Comparative assessment of endocrine modulators with oestrogenic activity. II. Persistent organochlorine pollutants.

Risk assessments of synthetic chemicals with oestrogen-like activity must take into account the high dietary levels of natural endocrine modulators in food. In view of current regulations of the European Union, a hygiene-based margin of safety (HBMOS) for xeno-oestrogens was defined as a quotient of estimated human daily intakes weighted by relative rodent in vivo potencies of the compounds. Such comparisons of intakes and potencies of natural isoflavones, with short half-lives, with those of polychlorinated organic pollutants (POP) displaying significant toxicokinetic accumulation, deserves the special consideration of toxicokinetics. For slowly accumulating compounds such comparison is much more favourable when based on comparative blood and tissue levels, not on scenarios of daily exposures. Observing these principles, the present communication extends the HBMOS concept to POP, using o,p'-DDT, the oestrogenic component of DDT mixtures, as a prototype. An HBMOS of 137 is derived for o,p'-DDT indicative of a sufficient margin of safety to ensure the absence of risk to human health due to its hormonal action, under exposure conditions now prevailing in Western countries.

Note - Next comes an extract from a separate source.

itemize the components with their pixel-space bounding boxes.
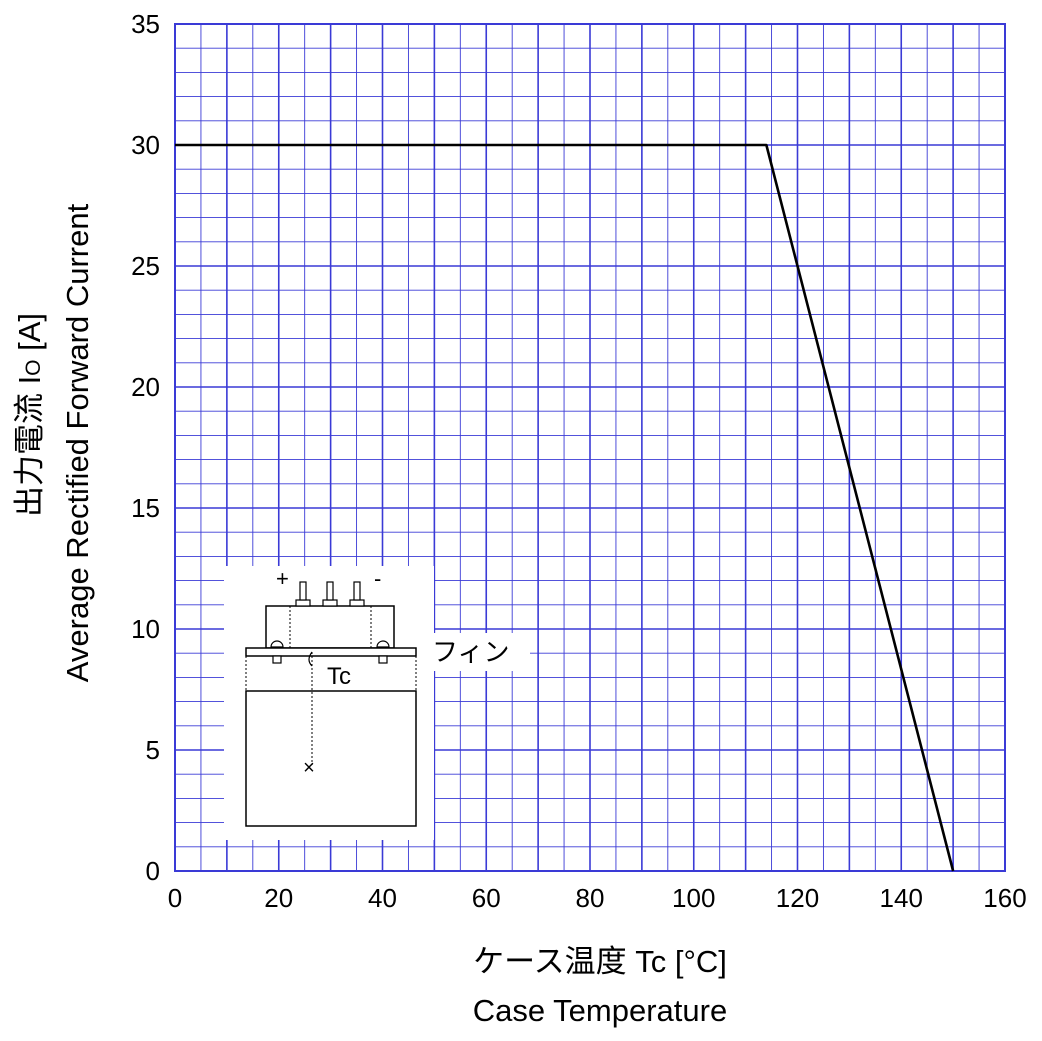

Estrogenic isoflavones in rodent diets.

Many rodent diets contain components such as soy isoflavones (daidzein and genistein) known to have estrogenic properties. The dietary background of phytoestrogens may modulate some responses to environmental estrogens when these compounds are tested in rodent bioassays. Thus, and since only few data were available on the phytoestrogen content of rodent diets commonly used in European laboratories, it was of interest to analyze the daidzein and genistein contents of our standard animal feeds. Isoflavone contents were determined in seven batches of rodent chow (from two suppliers in Germany, Altromin and Ssniff) by high-performance liquid chromatography, and also analyzed in six rodent diets from the United States. The soy-based rodent diets from Germany contained isoflavone (daidzein plus genistein) concentrations in the range of 0.3-0.55 mg/g feed. These isoflavone contents are similar to those analyzed in the US rodent diets, and similar to values reported by others, including one particular lot of feed (with 0.35 mg isoflavones per g) which produced a large uterotrophic response in immature ovariectomized rats [Environ. Health Perspect., 106 (1998) 369]. Coumestrol was found in a sample of commercial rabbit food at rather high levels (0.27 mg/g), but, this phytoestrogen was not detected (<1 microg/g feed) in any of the other samples we analyzed. The soy components in our rodent diet produce a measurable background of daidzein and genistein in blood of female DA/Han rats, total isoflavones (aglycone plus conjugates) ranging between 90 and 290 ng/ml plasma. The ovariectomized animals kept on this chow, showed no signs of estrogenization of the reproductive tract (uterus, vagina), and responded normally to (xeno-)estrogen administration in a uterotrophic assay [J. Steroid Biochem. Mol. Biol., 73 (2000) 1]. Moreover, ovariectomized Wistar rats on our standard rodent diet (Ssniff R/M H) had lower uterine weights than animals kept on the isoflavone-free (solvent extracted) chow; both groups of rats responded to genistein administration with an increase in uterine weights. These results suggest that--albeit the sensitivity of the rodent uterotrophic assay is not reduced by the use of a diet containing soy isoflavones at commonly encountered levels--attention should be given to a variable dietary phytoestrogen background.